In 2013, I began writing. I was stressed out, flustered, and just needed to escape. What came out was a very dark story that somehow managed to portray hope. The plot has enough tropes to make the reader feel comfortable, yet enough novelty to keep interest. The world? Think Game of Thrones meets Star Wars.
Even now, I think the story is good. Keyword there is STORY. The writing?
Oh. My. God.
It wasn’t bad, or anything, but it certainly wasn’t good. The word choice, stylistic options, and overuse of common “ticks” (a bit, though, etc) was just very amateur. This is why BloodLust was NOT the first novel I released. While the story is one of my favorites, it needed to have a little cosmetic surgery, and I’ve done a doozy on it.
Now, the introduction to the iliri has flare, substance, and rhythm. It reads like a novel should, not some stuttering babble coming from a self-absorbed bimbo.
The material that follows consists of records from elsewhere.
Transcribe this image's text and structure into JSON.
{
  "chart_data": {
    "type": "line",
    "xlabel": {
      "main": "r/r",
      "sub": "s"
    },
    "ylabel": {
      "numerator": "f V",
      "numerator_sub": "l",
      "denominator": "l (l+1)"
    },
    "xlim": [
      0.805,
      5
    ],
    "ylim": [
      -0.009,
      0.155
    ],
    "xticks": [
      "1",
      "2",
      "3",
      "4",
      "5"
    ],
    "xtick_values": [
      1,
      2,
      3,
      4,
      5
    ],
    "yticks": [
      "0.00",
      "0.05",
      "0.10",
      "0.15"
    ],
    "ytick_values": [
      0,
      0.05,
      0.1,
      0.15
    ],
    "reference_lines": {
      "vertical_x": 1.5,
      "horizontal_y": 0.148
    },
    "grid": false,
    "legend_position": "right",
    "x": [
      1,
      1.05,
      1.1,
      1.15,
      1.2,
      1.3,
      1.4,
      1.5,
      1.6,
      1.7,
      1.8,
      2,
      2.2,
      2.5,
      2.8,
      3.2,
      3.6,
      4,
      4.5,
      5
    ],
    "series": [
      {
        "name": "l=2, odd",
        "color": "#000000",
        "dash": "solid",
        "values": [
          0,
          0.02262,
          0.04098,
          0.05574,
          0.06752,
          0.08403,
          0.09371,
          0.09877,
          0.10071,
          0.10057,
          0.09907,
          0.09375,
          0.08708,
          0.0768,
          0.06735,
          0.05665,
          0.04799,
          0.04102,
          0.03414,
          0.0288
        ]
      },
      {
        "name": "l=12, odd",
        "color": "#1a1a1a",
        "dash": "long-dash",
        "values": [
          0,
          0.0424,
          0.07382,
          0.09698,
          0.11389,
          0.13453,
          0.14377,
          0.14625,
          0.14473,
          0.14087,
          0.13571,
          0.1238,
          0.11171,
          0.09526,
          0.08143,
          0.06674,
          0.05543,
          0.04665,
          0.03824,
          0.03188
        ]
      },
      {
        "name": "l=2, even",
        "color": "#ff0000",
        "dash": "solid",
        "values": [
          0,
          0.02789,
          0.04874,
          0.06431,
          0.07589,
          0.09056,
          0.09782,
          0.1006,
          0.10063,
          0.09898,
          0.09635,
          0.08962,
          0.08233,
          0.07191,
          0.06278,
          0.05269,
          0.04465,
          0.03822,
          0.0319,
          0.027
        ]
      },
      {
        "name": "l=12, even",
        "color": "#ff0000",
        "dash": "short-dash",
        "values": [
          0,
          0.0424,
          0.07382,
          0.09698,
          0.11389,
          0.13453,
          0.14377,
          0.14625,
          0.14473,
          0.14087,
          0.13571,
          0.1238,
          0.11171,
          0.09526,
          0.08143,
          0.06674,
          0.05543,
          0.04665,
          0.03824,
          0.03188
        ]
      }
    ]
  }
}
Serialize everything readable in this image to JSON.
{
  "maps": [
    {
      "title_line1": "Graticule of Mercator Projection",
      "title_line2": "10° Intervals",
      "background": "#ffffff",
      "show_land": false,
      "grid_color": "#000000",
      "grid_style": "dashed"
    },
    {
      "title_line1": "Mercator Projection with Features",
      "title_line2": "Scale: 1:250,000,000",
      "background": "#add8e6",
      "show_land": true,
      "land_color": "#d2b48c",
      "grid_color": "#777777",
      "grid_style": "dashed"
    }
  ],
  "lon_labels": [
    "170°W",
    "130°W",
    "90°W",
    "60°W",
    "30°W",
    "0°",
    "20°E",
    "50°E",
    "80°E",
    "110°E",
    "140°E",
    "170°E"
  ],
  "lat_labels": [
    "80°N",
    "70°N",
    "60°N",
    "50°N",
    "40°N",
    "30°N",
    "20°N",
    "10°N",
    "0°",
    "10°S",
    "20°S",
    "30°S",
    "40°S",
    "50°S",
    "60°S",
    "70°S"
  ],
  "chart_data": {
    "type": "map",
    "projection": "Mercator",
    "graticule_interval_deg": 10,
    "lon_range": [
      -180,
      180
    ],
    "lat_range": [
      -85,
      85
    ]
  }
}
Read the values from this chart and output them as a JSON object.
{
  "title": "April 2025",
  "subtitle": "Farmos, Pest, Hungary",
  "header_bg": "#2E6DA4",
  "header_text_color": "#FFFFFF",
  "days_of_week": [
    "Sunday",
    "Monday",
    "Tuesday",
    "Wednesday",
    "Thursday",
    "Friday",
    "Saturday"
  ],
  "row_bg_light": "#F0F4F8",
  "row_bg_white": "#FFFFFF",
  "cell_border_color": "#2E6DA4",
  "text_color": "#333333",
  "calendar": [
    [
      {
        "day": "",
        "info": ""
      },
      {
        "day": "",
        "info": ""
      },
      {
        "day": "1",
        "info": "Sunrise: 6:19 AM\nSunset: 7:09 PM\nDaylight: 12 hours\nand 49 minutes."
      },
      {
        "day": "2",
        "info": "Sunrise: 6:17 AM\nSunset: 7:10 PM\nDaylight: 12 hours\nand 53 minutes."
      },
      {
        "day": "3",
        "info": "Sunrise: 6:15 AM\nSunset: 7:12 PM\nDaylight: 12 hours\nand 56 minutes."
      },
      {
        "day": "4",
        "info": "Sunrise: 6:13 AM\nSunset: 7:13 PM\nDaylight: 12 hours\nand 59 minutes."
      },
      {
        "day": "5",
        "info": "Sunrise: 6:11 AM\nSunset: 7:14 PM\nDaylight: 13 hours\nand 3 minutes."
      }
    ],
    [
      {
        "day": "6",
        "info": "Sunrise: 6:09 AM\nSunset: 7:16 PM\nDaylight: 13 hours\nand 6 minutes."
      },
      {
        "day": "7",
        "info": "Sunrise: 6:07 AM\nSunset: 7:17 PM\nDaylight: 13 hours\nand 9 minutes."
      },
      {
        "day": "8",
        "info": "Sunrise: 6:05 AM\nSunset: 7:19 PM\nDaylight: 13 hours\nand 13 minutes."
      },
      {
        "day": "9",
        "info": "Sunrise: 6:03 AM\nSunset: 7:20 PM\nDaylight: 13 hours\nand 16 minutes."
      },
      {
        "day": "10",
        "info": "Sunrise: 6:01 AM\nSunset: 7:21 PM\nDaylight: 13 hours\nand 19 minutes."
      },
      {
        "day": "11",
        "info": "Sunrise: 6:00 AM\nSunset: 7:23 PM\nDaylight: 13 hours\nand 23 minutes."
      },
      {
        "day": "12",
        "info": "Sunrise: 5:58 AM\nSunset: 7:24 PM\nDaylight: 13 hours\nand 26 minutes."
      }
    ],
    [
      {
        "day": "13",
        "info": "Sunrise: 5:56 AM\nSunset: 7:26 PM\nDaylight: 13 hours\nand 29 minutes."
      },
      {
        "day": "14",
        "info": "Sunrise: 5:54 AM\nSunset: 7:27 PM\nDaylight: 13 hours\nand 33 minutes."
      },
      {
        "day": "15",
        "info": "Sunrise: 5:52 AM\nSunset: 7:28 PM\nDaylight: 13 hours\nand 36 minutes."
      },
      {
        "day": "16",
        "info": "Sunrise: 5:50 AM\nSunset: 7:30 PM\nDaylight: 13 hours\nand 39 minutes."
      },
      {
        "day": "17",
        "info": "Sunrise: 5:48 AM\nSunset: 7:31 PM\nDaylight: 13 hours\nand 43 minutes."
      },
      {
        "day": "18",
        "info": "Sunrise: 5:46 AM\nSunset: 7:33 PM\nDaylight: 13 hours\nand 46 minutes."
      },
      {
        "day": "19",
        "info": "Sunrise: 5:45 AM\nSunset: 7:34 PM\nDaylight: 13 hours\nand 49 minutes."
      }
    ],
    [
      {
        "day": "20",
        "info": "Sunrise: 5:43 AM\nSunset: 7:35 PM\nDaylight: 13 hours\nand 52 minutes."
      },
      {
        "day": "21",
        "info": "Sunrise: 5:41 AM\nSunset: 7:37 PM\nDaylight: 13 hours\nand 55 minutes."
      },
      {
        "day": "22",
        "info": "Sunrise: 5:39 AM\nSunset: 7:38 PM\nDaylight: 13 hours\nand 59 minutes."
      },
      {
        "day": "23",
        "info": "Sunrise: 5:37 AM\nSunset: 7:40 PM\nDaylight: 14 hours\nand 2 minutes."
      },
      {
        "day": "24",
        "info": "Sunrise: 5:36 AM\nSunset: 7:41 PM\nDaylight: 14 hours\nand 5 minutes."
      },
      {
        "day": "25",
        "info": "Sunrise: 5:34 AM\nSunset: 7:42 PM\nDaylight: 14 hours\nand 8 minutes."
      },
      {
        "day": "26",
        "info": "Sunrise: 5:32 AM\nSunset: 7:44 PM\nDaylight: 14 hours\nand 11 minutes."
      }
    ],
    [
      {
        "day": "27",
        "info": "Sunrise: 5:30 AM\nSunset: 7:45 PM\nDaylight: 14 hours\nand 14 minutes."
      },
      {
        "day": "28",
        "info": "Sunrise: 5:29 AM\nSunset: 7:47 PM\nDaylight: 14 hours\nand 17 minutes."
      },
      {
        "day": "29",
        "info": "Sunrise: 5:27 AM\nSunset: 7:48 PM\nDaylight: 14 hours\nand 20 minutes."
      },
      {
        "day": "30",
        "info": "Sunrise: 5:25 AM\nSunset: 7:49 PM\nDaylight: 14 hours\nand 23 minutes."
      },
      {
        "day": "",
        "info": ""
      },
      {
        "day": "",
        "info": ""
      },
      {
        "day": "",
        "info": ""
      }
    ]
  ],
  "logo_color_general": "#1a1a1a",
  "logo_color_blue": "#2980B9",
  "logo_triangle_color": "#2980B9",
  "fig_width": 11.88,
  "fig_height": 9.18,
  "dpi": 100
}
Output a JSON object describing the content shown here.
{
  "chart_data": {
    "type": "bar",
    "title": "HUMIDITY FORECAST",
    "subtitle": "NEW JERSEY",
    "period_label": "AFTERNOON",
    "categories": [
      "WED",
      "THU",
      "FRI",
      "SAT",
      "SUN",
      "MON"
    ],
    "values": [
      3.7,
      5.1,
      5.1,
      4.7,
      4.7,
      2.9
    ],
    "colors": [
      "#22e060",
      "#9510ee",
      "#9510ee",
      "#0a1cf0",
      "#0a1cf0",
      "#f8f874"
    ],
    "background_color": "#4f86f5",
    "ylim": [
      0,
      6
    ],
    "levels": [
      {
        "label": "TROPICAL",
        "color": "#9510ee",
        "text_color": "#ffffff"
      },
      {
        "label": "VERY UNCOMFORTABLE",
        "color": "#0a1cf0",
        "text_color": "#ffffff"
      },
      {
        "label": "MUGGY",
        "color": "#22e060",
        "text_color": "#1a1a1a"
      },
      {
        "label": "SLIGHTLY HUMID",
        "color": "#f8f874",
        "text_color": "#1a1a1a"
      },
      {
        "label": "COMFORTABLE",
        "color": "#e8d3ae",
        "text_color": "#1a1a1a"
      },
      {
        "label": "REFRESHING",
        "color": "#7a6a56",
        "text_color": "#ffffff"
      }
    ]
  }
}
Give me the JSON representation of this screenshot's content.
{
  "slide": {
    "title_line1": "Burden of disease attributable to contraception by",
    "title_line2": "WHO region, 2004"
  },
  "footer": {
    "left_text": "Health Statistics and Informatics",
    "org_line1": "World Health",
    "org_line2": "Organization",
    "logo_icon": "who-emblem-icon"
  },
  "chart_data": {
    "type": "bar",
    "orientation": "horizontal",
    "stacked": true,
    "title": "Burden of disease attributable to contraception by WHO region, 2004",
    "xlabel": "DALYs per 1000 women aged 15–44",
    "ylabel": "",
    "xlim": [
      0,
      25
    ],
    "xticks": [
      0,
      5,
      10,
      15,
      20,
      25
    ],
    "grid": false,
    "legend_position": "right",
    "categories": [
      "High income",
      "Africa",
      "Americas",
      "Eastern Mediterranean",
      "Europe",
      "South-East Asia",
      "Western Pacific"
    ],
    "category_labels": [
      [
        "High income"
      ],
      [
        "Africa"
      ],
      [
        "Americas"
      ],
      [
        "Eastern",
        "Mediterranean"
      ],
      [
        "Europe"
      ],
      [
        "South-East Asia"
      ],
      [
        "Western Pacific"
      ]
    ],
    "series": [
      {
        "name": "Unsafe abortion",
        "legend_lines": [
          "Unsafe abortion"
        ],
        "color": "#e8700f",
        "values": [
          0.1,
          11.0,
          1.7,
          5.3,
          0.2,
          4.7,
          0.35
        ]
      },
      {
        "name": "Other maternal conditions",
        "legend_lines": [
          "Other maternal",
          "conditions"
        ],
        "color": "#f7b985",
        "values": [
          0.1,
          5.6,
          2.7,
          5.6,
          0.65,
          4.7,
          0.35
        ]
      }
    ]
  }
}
The story is a gripping coming of age novel from the perspective of a domesticated humanoid in a world where metal is rarely available in pure form. Iliri are used as cheap labor, considered to be inferior to humans and little more than animals. Imagine if dogs evolved to walk on two legs and talk. Now imagine how they’d feel about their collars and being owned.
And the story had a life of its own. Book 1 quickly turned into a four book series. The story took hold, grew, and became something epic. To this day, I’m not positive if it will culminate in 8 or 9 books, but I can tell you that I know exactly where it’s going. Sadly, I keep finding that what I THOUGHT was a single book ends up being two. I had to re-write book 5 twice, because 350k words might be a bit much for ONE book, but the plot needs to END when the pages do. Evidently separating them by location was NOT a good idea if too much happens in one place.
So, I got to learn about pretty much everything while living in the fantasy world. One of my biggest problems is describing the iliri in a way that makes it clear they are NOT vampires. They’re predators who are complete carnivores. There’s a few other hints I drop throughout the series, foreshadowing the “big reveal”, but I also know that 95% of people won’t even notice, but it’s all to keep the reader from associating my beasties with something they have probably read a lot more about.
And yet, now that I’m well into editing the second book (which will release in June) of the series, I can’t help but see how much I have learned by writing so many novels. At book 6, I dropped half of my personal ticks. At book 15, I finally figured out a good method of deep third POV. Around book 20, my dialogue tags began to feel seamless and invisible (see One More Day). Now, nearing book 40, I look back and just cringe at my novice mistakes – then fix them! It means that book 2 will probably have more than 60% re-written. It will also be so much better because of it. The world will have a chance to come alive because I, as an author, can finally get the hell out of its way.
And none of this could have been possible without the skills of a damned good – and very patient – editor. Her remarks come back with laughter and cheesy jokes. When she discovers a new “bad habit” I have (such as mistaking whether to use a period or comma around the quotes) she trains me, making her job easier in the future. Often, this results in some pretty intense discussions, a lot of ranting, and a few tantrums, but in the end, I’m so much better because she stands her ground and MAKES me fix it. Yes, the choice is mine, but bad grammar is just bad.
And today, rolling my eyes at myself, I’ve realized that even a good novice author is still just that. Experience really does pay off, so I’ll keep on writing the books, and hopefully my fans will keep on enjoying them.